Quando falamos em interação medicamentosa, a maioria das pessoas pensa na mistura de dois medicamentos ou na combinação com alimentos.
Mas existe um tipo de interação pouco conhecido e muito importante, especialmente após os 60 anos: a interação medicamento–doença. Ela acontece quando um medicamento, mesmo sendo indicado para tratar um problema, pode piorar outra condição de saúde que a pessoa já possui. E isso é mais comum do que parece. Por que isso acontece com mais frequência no envelhecimento?
Com o passar dos anos, nosso organismo muda: • A função dos rins pode diminuir; • O fígado passa a metabolizar os medicamentos de forma diferente; • A composição corporal se altera; • A sensibilidade aos efeitos dos remédios aumenta. Além disso, muitas pessoas convivem com duas, três ou mais doenças crônicas ao mesmo tempo. Consequentemente, utilizam vários medicamentos diariamente.
Esse cenário aumenta o risco de que um remédio interfira negativamente em uma doença já existente. O problema não está apenas na prescrição. É importante entender: muitas vezes o medicamento foi corretamente indicado. O que muda é o contexto clínico. Uma nova doença pode surgir. A condição pode evoluir. O organismo pode responder de forma diferente com o avanço da idade. Por isso, tratamentos que eram adequados no passado podem precisar de ajustes ao longo do tempo.
A importância da revisão periódica
Revisar os medicamentos regularmente é uma medida de segurança. Essa revisão permite: • Avaliar se todos os medicamentos ainda são necessários; • Ajustar doses; • Identificar possíveis riscos; • Evitar complicações e internações.

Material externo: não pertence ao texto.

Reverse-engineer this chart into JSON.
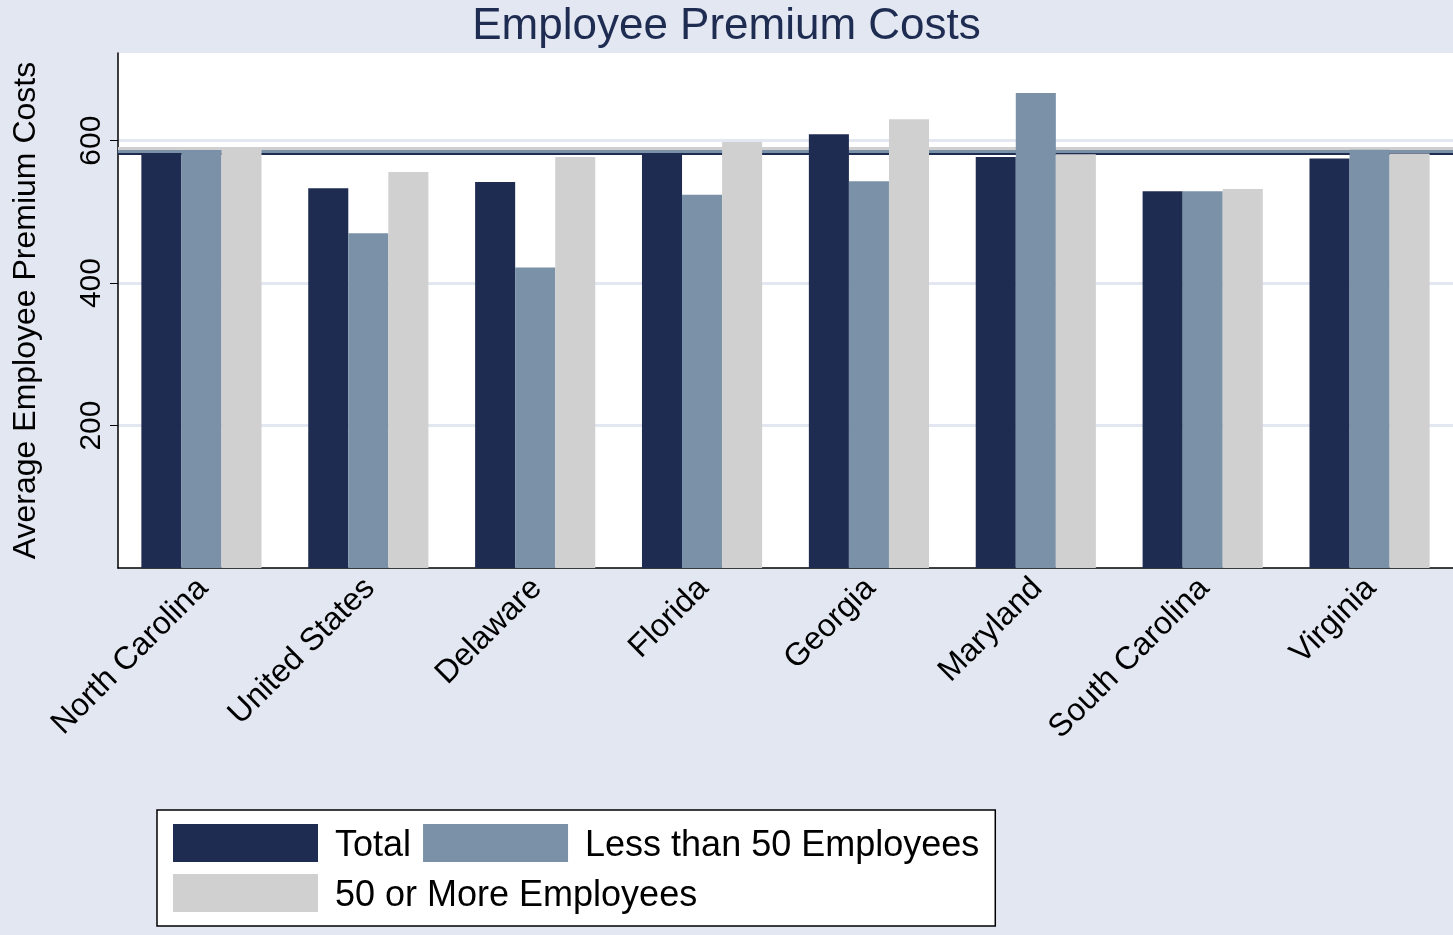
{
  "chart_data": {
    "type": "bar",
    "title": "Employee Premium Costs",
    "ylabel": "Average Employee Premium Costs",
    "categories": [
      "North Carolina",
      "United States",
      "Delaware",
      "Florida",
      "Georgia",
      "Maryland",
      "South Carolina",
      "Virginia"
    ],
    "series": [
      {
        "name": "Total",
        "color": "#1e2c52",
        "values": [
          582,
          533,
          542,
          582,
          609,
          577,
          529,
          575
        ]
      },
      {
        "name": "Less than 50 Employees",
        "color": "#7a91a8",
        "values": [
          585,
          470,
          422,
          524,
          543,
          667,
          529,
          587
        ]
      },
      {
        "name": "50 or More Employees",
        "color": "#d0d0d0",
        "values": [
          589,
          556,
          577,
          598,
          630,
          581,
          532,
          582
        ]
      }
    ],
    "ylim": [
      0,
      723
    ],
    "yticks": [
      200,
      400,
      600
    ],
    "grid": "y",
    "legend": "bottom",
    "ref_lines": [
      {
        "axis": "y",
        "value": 582,
        "color": "#1e2c52"
      },
      {
        "axis": "y",
        "value": 585,
        "color": "#7a91a8"
      },
      {
        "axis": "y",
        "value": 589,
        "color": "#d0d0d0"
      }
    ]
  }
}
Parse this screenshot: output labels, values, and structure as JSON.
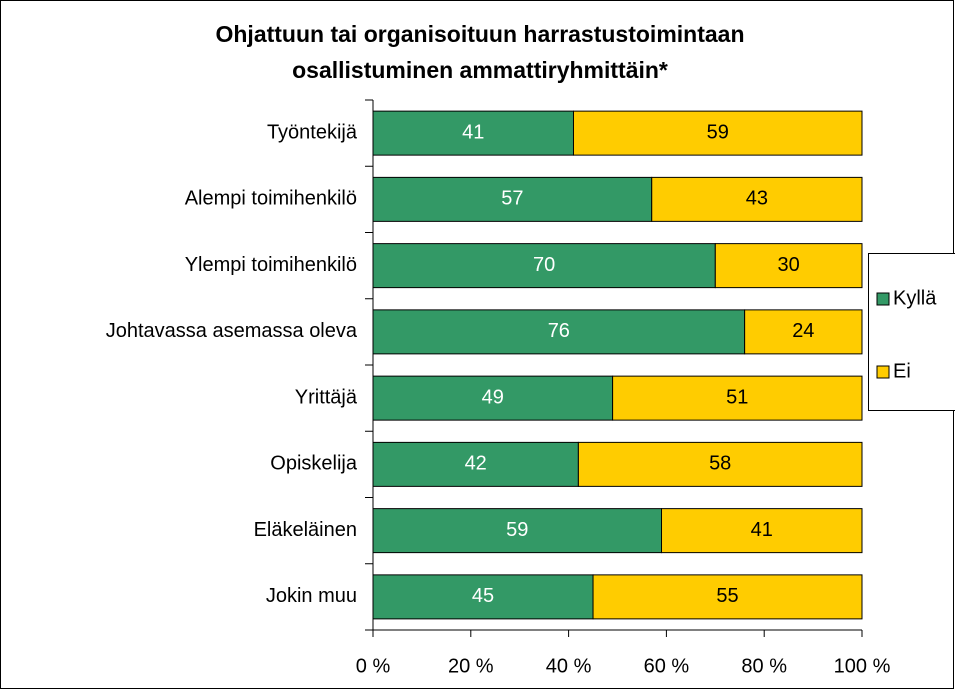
{
  "chart_data": {
    "type": "stacked-barh",
    "title": [
      "Ohjattuun tai organisoituun harrastustoimintaan",
      "osallistuminen ammattiryhmittäin*"
    ],
    "categories": [
      "Työntekijä",
      "Alempi toimihenkilö",
      "Ylempi toimihenkilö",
      "Johtavassa asemassa oleva",
      "Yrittäjä",
      "Opiskelija",
      "Eläkeläinen",
      "Jokin muu"
    ],
    "series": [
      {
        "name": "Kyllä",
        "color": "#339966",
        "values": [
          41,
          57,
          70,
          76,
          49,
          42,
          59,
          45
        ]
      },
      {
        "name": "Ei",
        "color": "#ffcc00",
        "values": [
          59,
          43,
          30,
          24,
          51,
          58,
          41,
          55
        ]
      }
    ],
    "xlim": [
      0,
      100
    ],
    "xticks": [
      {
        "value": 0,
        "label": "0 %"
      },
      {
        "value": 20,
        "label": "20 %"
      },
      {
        "value": 40,
        "label": "40 %"
      },
      {
        "value": 60,
        "label": "60 %"
      },
      {
        "value": 80,
        "label": "80 %"
      },
      {
        "value": 100,
        "label": "100 %"
      }
    ],
    "grid": false,
    "legend": "right"
  }
}
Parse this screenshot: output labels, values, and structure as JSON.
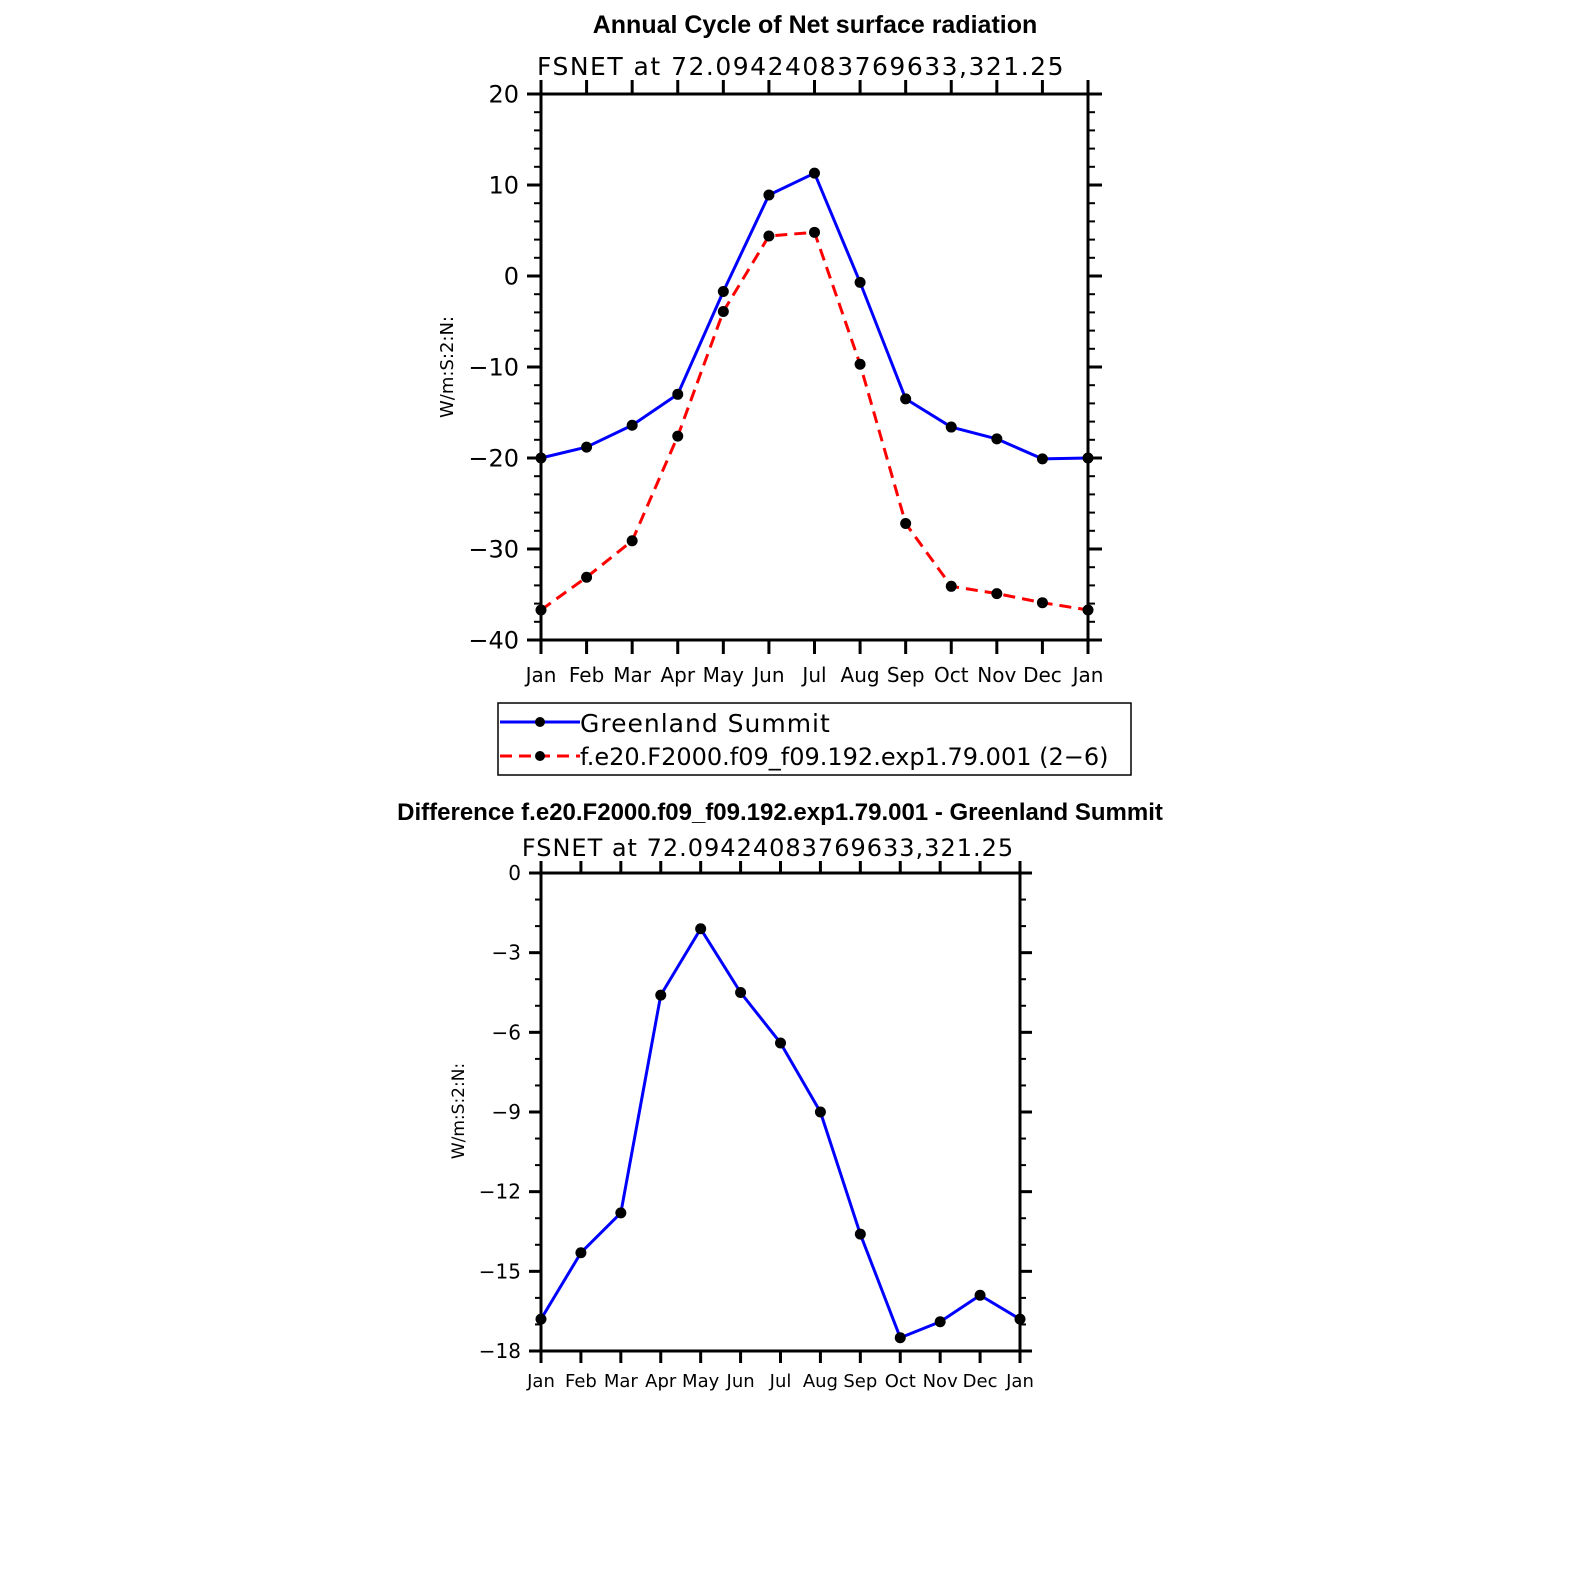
{
  "chart_data": [
    {
      "type": "line",
      "title": "Annual Cycle of Net surface radiation",
      "subtitle": "FSNET at 72.09424083769633,321.25",
      "ylabel": "W/m:S:2:N:",
      "xlabel": "",
      "ylim": [
        -40,
        20
      ],
      "yticks": [
        20,
        10,
        0,
        -10,
        -20,
        -30,
        -40
      ],
      "ytick_labels": [
        "20",
        "10",
        "0",
        "−10",
        "−20",
        "−30",
        "−40"
      ],
      "categories": [
        "Jan",
        "Feb",
        "Mar",
        "Apr",
        "May",
        "Jun",
        "Jul",
        "Aug",
        "Sep",
        "Oct",
        "Nov",
        "Dec",
        "Jan"
      ],
      "series": [
        {
          "name": "Greenland Summit",
          "color": "#0000ff",
          "dash": "solid",
          "values": [
            -20.0,
            -18.8,
            -16.4,
            -13.0,
            -1.7,
            8.9,
            11.3,
            -0.7,
            -13.5,
            -16.6,
            -17.9,
            -20.1,
            -20.0
          ]
        },
        {
          "name": "f.e20.F2000.f09_f09.192.exp1.79.001 (2−6)",
          "color": "#ff0000",
          "dash": "dashed",
          "values": [
            -36.7,
            -33.1,
            -29.1,
            -17.6,
            -3.9,
            4.4,
            4.8,
            -9.7,
            -27.2,
            -34.1,
            -34.9,
            -35.9,
            -36.7
          ]
        }
      ],
      "legend": "below"
    },
    {
      "type": "line",
      "title": "Difference f.e20.F2000.f09_f09.192.exp1.79.001 - Greenland Summit",
      "subtitle": "FSNET at 72.09424083769633,321.25",
      "ylabel": "W/m:S:2:N:",
      "xlabel": "",
      "ylim": [
        -18,
        0
      ],
      "yticks": [
        0,
        -3,
        -6,
        -9,
        -12,
        -15,
        -18
      ],
      "ytick_labels": [
        "0",
        "−3",
        "−6",
        "−9",
        "−12",
        "−15",
        "−18"
      ],
      "categories": [
        "Jan",
        "Feb",
        "Mar",
        "Apr",
        "May",
        "Jun",
        "Jul",
        "Aug",
        "Sep",
        "Oct",
        "Nov",
        "Dec",
        "Jan"
      ],
      "series": [
        {
          "name": "Difference",
          "color": "#0000ff",
          "dash": "solid",
          "values": [
            -16.8,
            -14.3,
            -12.8,
            -4.6,
            -2.1,
            -4.5,
            -6.4,
            -9.0,
            -13.6,
            -17.5,
            -16.9,
            -15.9,
            -16.8
          ]
        }
      ]
    }
  ]
}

Cuidar da medicação não é apenas tomar o remédio certo. É garantir que ele continue sendo seguro para a realidade atual da pessoa.
Envelhecer com segurança
O envelhecimento saudável não depende apenas de exames em dia, mas também de uma análise cuidadosa do tratamento medicamentoso. Se você ou um familiar utiliza vários medicamentos, vale a pena conversar com um profissional de saúde sobre a necessidade da revisão terapêutica. Às vezes, pequenas mudanças fazem grande diferença na qualidade de vida.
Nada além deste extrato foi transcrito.